昭和12年には日華事変が勃発し、戦時色を強め、13年にはマッチに物品税が課税されるとともに、公定価格が実施された。15年には商工省令で「マッチ配給統制規則」が公布され、切符制度が実施され、マッチは配給品となった。

昭和16年第2次世界大戦に突入し、経済界は戦時統制の時代となった。17年には日本燐寸共販株式会社、日本燐寸工業組合、東及び西日本燐寸軸木工業組合及びその聯合会を統合して日本燐寸統制株式会社が設立され、マッチ産業の一元的綜合統制機関となった。18年「統制会社令」の制定により、日本燐寸統制株式会社は同令による会社となり、統制を強化した。戦況の推移にともない、原木、紙、膠、塩素酸カリ等の原材料の不足が目立ち、また、「企業整備令」による吸収合併、廃業などが進み、その上空襲等による工場焼失もあって生産力は著しく減少して、20年の終戦を迎えた。

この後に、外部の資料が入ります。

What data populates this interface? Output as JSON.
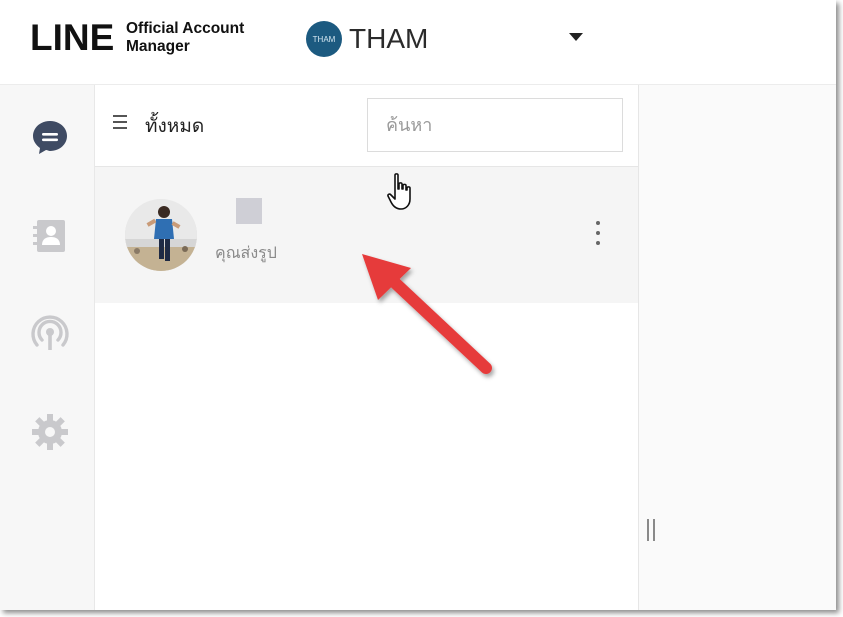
{
  "header": {
    "logo_main": "LINE",
    "logo_sub_line1": "Official Account",
    "logo_sub_line2": "Manager",
    "account_avatar_text": "THAM",
    "account_name": "THAM"
  },
  "sidebar": {
    "items": [
      {
        "icon": "chat-bubble-icon",
        "active": true
      },
      {
        "icon": "contacts-icon",
        "active": false
      },
      {
        "icon": "broadcast-icon",
        "active": false
      },
      {
        "icon": "gear-icon",
        "active": false
      }
    ]
  },
  "chat_list": {
    "filter_label": "ทั้งหมด",
    "search_placeholder": "ค้นหา",
    "items": [
      {
        "preview": "คุณส่งรูป"
      }
    ]
  },
  "colors": {
    "accent_active": "#3f4b63",
    "icon_inactive": "#c9c9cc",
    "annotation_arrow": "#e63b3b",
    "account_avatar": "#1c5a80"
  }
}
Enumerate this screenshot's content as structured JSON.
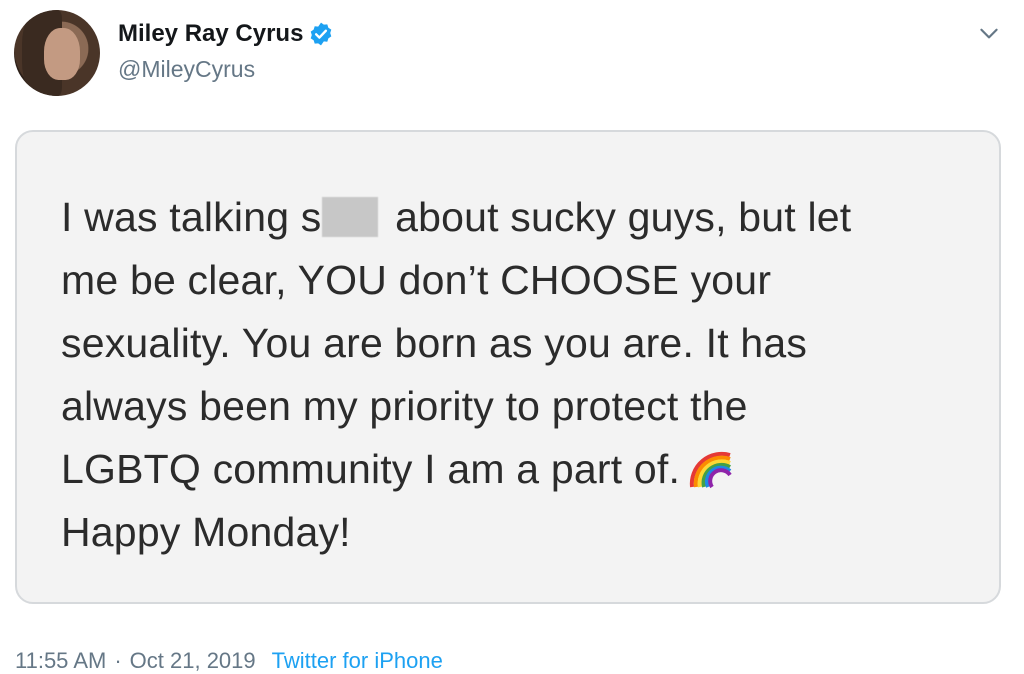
{
  "tweet": {
    "author": {
      "display_name": "Miley Ray Cyrus",
      "handle": "@MileyCyrus",
      "verified": true
    },
    "text": {
      "line1_before": "I was talking s",
      "line1_after": " about sucky guys, but let",
      "rest": "me be clear, YOU don’t CHOOSE your\nsexuality. You are born as you are. It has\nalways been my priority to protect the",
      "line5": "LGBTQ community I am a part of.",
      "line6": "Happy Monday!"
    },
    "emoji": "rainbow-icon",
    "footer": {
      "time": "11:55 AM",
      "separator": "·",
      "date": "Oct 21, 2019",
      "source": "Twitter for iPhone"
    }
  },
  "colors": {
    "verified_blue": "#1da1f2",
    "handle_gray": "#657786",
    "card_bg": "#f3f3f3",
    "link_blue": "#1da1f2"
  }
}
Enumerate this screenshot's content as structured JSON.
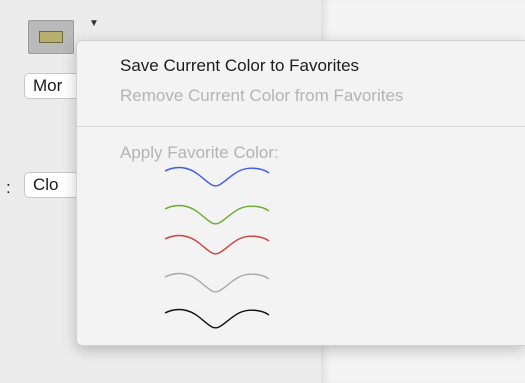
{
  "panel": {
    "buttons": [
      {
        "label": "Mor"
      },
      {
        "label": "Clo"
      }
    ],
    "colon": ":",
    "swatch_color": "#b8af6e"
  },
  "menu": {
    "save_label": "Save Current Color to Favorites",
    "remove_label": "Remove Current Color from Favorites",
    "apply_header": "Apply Favorite Color:",
    "favorites": [
      {
        "color": "#3a5cf5"
      },
      {
        "color": "#6aae2e"
      },
      {
        "color": "#d2403a"
      },
      {
        "color": "#aaaaaa"
      },
      {
        "color": "#111111"
      }
    ]
  }
}
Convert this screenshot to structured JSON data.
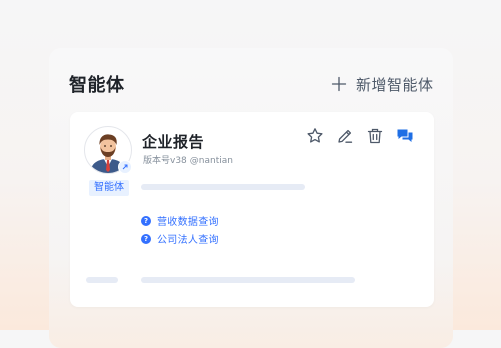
{
  "panel": {
    "title": "智能体",
    "add_button_label": "新增智能体"
  },
  "agent": {
    "name": "企业报告",
    "version": "版本号v38",
    "author": "@nantian",
    "type_tag": "智能体",
    "suggested_questions": [
      "营收数据查询",
      "公司法人查询"
    ]
  },
  "actions": [
    {
      "name": "favorite",
      "icon": "star-icon"
    },
    {
      "name": "edit",
      "icon": "pencil-icon"
    },
    {
      "name": "delete",
      "icon": "trash-icon"
    },
    {
      "name": "chat",
      "icon": "chat-bubbles-icon"
    }
  ],
  "colors": {
    "accent": "#3370ff",
    "title_text": "#1f2329",
    "secondary_text": "#86909c",
    "icon_gray": "#4e5969",
    "skeleton": "#e6ebf5",
    "tag_bg": "#e8f1ff"
  }
}
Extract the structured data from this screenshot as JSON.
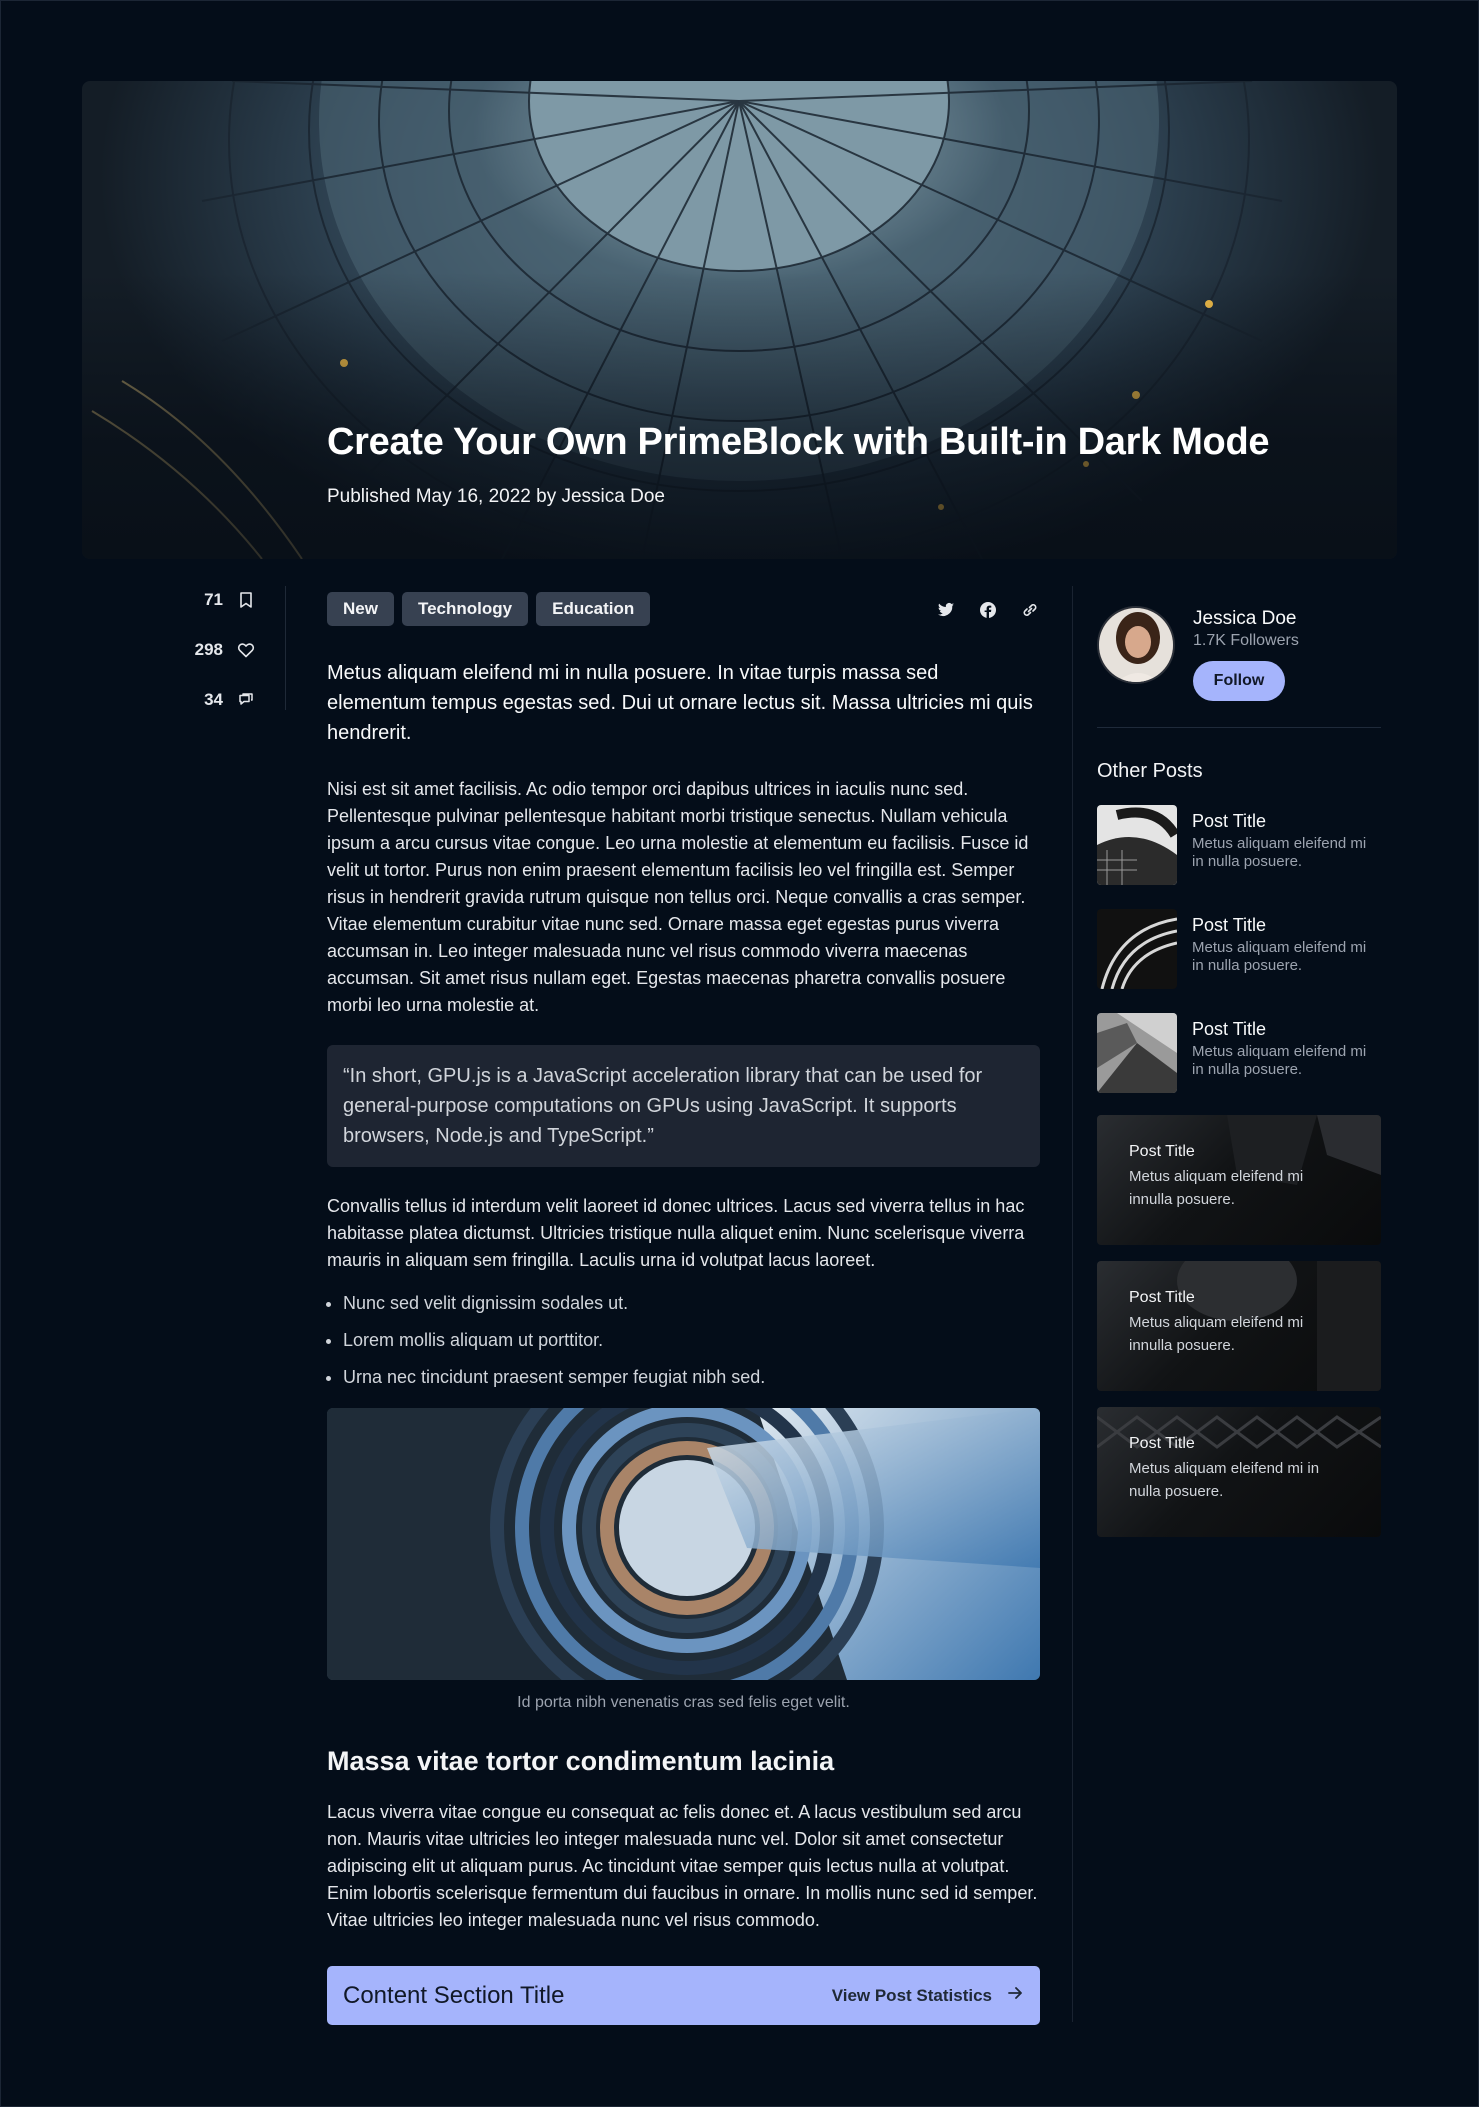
{
  "hero": {
    "title": "Create Your Own PrimeBlock with Built-in Dark Mode",
    "meta": "Published May 16, 2022 by Jessica Doe"
  },
  "stats": [
    {
      "value": "71",
      "icon": "bookmark-icon"
    },
    {
      "value": "298",
      "icon": "heart-icon"
    },
    {
      "value": "34",
      "icon": "comment-icon"
    }
  ],
  "tags": [
    "New",
    "Technology",
    "Education"
  ],
  "share_icons": [
    "twitter-icon",
    "facebook-icon",
    "link-icon"
  ],
  "article": {
    "lead": "Metus aliquam eleifend mi in nulla posuere. In vitae turpis massa sed elementum tempus egestas sed. Dui ut ornare lectus sit. Massa ultricies mi quis hendrerit.",
    "para1": "Nisi est sit amet facilisis. Ac odio tempor orci dapibus ultrices in iaculis nunc sed. Pellentesque pulvinar pellentesque habitant morbi tristique senectus. Nullam vehicula ipsum a arcu cursus vitae congue. Leo urna molestie at elementum eu facilisis. Fusce id velit ut tortor. Purus non enim praesent elementum facilisis leo vel fringilla est. Semper risus in hendrerit gravida rutrum quisque non tellus orci. Neque convallis a cras semper. Vitae elementum curabitur vitae nunc sed. Ornare massa eget egestas purus viverra accumsan in. Leo integer malesuada nunc vel risus commodo viverra maecenas accumsan. Sit amet risus nullam eget. Egestas maecenas pharetra convallis posuere morbi leo urna molestie at.",
    "quote": "“In short, GPU.js is a JavaScript acceleration library that can be used for general-purpose computations on GPUs using JavaScript. It supports browsers, Node.js and TypeScript.”",
    "para2": "Convallis tellus id interdum velit laoreet id donec ultrices. Lacus sed viverra tellus in hac habitasse platea dictumst. Ultricies tristique nulla aliquet enim. Nunc scelerisque viverra mauris in aliquam sem fringilla. Laculis urna id volutpat lacus laoreet.",
    "bullets": [
      "Nunc sed velit dignissim sodales ut.",
      "Lorem mollis aliquam ut porttitor.",
      "Urna nec tincidunt praesent semper feugiat nibh sed."
    ],
    "caption": "Id porta nibh venenatis cras sed felis eget velit.",
    "subheading": "Massa vitae tortor condimentum lacinia",
    "para3": "Lacus viverra vitae congue eu consequat ac felis donec et. A lacus vestibulum sed arcu non. Mauris vitae ultricies leo integer malesuada nunc vel. Dolor sit amet consectetur adipiscing elit ut aliquam purus. Ac tincidunt vitae semper quis lectus nulla at volutpat. Enim lobortis scelerisque fermentum dui faucibus in ornare. In mollis nunc sed id semper. Vitae ultricies leo integer malesuada nunc vel risus commodo.",
    "cta_title": "Content Section Title",
    "cta_link": "View Post Statistics"
  },
  "author": {
    "name": "Jessica Doe",
    "followers": "1.7K Followers",
    "follow_label": "Follow"
  },
  "other_posts": {
    "heading": "Other Posts",
    "list": [
      {
        "title": "Post Title",
        "desc": "Metus aliquam eleifend mi in nulla posuere."
      },
      {
        "title": "Post Title",
        "desc": "Metus aliquam eleifend mi in nulla posuere."
      },
      {
        "title": "Post Title",
        "desc": "Metus aliquam eleifend mi in nulla posuere."
      }
    ],
    "cards": [
      {
        "title": "Post Title",
        "desc": "Metus aliquam eleifend mi innulla posuere."
      },
      {
        "title": "Post Title",
        "desc": "Metus aliquam eleifend mi innulla posuere."
      },
      {
        "title": "Post Title",
        "desc": "Metus aliquam eleifend mi in nulla posuere."
      }
    ]
  },
  "colors": {
    "background": "#040d19",
    "accent": "#a5b4fc",
    "tag_bg": "#374151",
    "quote_bg": "#1e2532"
  }
}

昭和21年「統制会社令」は廃止となり、日本燐寸統制株式会社は日本燐寸産業株式会社に改組し、引続きマッチの一手買取販売を実施した。この間マッチの生産は増加の一途をたどり、23年には月産2万マッチトン台に達した。同年9月には統制撤廃となり、昭和8年以来の統制に終止符が打たれた。

この年、大和産業株式会社は法人として新しい一歩を踏み出したのである。